My breath shook when I inhaled, and I looked up at Everett. “It’s not about kissing. It’s that I missed everything . I wanted to try everything with you, but you got to go out there and you did it all without me. And that’s how it’s supposed to happen, I think, but I’m not—I’m not what I was supposed to be. Everett, I wanted to grow up with you and try new things and learn stuff. I want to be like you—someone incredible that the whole world gets to see, not somebody everyone forgot. And now I’m so behind and I’ll never catch up and everything I want to try with you is stuff you’ve already done or that—that you don’t feel right doing with me, and you shouldn’t have to do it all over again, but I don’t know how to do it alone. I don’t want to do any of it without you, but I’m lost .”
Everett was staring at me, his eyes wide and shining.

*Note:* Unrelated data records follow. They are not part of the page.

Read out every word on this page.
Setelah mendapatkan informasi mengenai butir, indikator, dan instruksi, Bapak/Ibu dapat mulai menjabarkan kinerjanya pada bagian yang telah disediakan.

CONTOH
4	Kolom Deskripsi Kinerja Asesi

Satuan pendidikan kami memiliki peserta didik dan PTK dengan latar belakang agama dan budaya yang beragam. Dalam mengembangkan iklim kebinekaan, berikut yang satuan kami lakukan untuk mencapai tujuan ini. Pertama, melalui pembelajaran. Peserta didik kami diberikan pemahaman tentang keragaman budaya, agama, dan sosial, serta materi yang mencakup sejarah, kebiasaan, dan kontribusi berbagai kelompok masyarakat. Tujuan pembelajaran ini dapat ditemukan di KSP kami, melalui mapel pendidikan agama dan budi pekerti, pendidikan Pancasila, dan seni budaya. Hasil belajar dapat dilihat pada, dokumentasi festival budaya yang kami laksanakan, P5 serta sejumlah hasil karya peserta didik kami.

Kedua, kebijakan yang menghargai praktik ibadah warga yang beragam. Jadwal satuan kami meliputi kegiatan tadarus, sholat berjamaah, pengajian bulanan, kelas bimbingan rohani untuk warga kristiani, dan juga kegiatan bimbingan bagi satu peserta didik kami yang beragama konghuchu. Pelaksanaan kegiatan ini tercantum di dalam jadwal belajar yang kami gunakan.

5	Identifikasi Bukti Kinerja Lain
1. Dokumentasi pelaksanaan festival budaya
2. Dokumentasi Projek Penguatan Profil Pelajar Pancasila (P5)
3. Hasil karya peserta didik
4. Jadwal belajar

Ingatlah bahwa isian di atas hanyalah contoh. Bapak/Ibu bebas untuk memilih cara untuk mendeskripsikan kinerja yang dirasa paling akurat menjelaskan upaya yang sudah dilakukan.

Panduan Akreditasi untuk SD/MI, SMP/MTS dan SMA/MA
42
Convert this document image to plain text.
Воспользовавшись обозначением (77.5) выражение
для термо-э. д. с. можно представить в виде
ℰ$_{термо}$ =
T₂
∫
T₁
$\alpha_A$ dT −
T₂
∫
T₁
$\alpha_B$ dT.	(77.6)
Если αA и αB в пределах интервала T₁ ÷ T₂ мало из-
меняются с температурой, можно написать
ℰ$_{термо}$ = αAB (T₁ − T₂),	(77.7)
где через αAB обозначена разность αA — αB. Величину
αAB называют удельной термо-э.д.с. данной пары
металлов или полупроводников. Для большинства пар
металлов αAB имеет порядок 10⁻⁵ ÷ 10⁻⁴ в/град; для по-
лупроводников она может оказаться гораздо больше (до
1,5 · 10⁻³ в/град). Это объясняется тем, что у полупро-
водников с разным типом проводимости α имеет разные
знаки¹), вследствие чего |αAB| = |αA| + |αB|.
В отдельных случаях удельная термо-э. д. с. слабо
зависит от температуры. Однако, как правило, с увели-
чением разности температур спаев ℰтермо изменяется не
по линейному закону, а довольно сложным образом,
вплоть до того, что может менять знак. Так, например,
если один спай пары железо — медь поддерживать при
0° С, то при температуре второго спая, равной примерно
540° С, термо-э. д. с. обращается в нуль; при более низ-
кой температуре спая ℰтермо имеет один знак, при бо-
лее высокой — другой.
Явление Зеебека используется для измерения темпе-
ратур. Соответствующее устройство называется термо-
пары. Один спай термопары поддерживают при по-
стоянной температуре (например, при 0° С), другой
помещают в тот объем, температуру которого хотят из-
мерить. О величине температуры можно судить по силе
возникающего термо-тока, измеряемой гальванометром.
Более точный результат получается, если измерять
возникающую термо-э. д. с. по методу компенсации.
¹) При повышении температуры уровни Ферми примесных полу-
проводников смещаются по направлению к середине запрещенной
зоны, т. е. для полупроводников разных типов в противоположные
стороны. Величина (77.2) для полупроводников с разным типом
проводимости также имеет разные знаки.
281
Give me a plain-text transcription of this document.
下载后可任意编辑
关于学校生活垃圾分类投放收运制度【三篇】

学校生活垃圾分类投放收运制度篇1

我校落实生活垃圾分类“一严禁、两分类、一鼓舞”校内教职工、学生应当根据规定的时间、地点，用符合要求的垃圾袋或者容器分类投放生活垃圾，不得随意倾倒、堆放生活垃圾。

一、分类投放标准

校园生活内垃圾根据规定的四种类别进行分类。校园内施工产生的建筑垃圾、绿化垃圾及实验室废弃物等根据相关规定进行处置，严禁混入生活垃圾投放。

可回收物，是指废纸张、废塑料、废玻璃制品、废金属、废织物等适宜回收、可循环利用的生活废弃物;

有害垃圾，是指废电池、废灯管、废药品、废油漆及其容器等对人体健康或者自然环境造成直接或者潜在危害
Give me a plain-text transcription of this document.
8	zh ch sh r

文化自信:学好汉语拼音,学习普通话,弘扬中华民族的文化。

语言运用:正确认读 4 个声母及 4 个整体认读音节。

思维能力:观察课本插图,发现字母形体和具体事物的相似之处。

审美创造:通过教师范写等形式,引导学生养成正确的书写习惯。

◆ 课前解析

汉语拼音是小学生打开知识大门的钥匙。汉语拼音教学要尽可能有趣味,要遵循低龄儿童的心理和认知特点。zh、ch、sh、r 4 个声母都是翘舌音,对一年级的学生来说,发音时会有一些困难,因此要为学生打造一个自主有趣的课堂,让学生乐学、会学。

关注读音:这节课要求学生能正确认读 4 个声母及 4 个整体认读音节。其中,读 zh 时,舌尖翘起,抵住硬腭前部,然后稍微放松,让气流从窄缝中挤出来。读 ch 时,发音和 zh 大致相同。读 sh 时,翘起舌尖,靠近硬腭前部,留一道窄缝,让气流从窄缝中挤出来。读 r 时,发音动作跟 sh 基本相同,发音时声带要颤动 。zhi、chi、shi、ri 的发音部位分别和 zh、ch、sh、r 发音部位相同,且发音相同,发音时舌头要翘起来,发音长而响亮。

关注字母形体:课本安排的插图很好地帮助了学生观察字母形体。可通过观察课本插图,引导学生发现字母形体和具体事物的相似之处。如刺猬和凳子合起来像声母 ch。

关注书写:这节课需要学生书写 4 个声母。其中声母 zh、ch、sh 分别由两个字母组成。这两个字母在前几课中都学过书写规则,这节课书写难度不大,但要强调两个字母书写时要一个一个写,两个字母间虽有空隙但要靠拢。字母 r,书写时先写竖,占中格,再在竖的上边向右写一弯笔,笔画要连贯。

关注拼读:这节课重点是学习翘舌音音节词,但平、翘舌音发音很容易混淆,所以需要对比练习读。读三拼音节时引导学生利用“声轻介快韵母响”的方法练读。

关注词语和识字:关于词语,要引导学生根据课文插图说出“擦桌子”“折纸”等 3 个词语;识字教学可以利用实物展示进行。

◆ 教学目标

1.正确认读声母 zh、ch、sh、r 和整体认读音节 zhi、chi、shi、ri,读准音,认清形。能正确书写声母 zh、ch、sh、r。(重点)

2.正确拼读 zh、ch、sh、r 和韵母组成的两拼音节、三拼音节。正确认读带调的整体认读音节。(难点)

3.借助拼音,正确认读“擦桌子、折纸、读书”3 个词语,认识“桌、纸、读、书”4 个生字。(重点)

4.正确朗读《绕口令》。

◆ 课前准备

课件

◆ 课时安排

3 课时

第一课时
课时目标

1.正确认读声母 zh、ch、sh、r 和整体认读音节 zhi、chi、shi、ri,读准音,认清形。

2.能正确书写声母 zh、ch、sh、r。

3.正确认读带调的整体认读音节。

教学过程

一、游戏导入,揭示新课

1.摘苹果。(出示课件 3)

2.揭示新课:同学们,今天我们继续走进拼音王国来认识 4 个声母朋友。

I closed my own so tight the dark started to look red around the edges.
“You’re not lost anymore, Peter, and you’re not alone.”
All I could do was shake my head. It wasn’t the same and he knew it. He’d grown up like he was supposed to. He had a life .
“Can I hug you?” he whispered.
I shook my head harder. “It’ll make me cry. I don’t want to cry.”
“Okay.”
We stood there, and I couldn’t tell if I was tense and frozen or about to shake out of my skin, but after a minute or two, I forced myself to take a few deep breaths and open my eyes. The world was only a little swimmy.
“I—I think I want to take a walk.” That’s what I did when the forest got too much and I was sad. I walked until I felt better.
Maybe it’d work this time too.
“Can I come with you?”
I shook my head again. “I want to be alone for a little bit. Just—save some tacos for me for later? They smell really good.”
“I will,” he promised.
“Thanks,” I whispered back, then I slipped out the back door into the dark.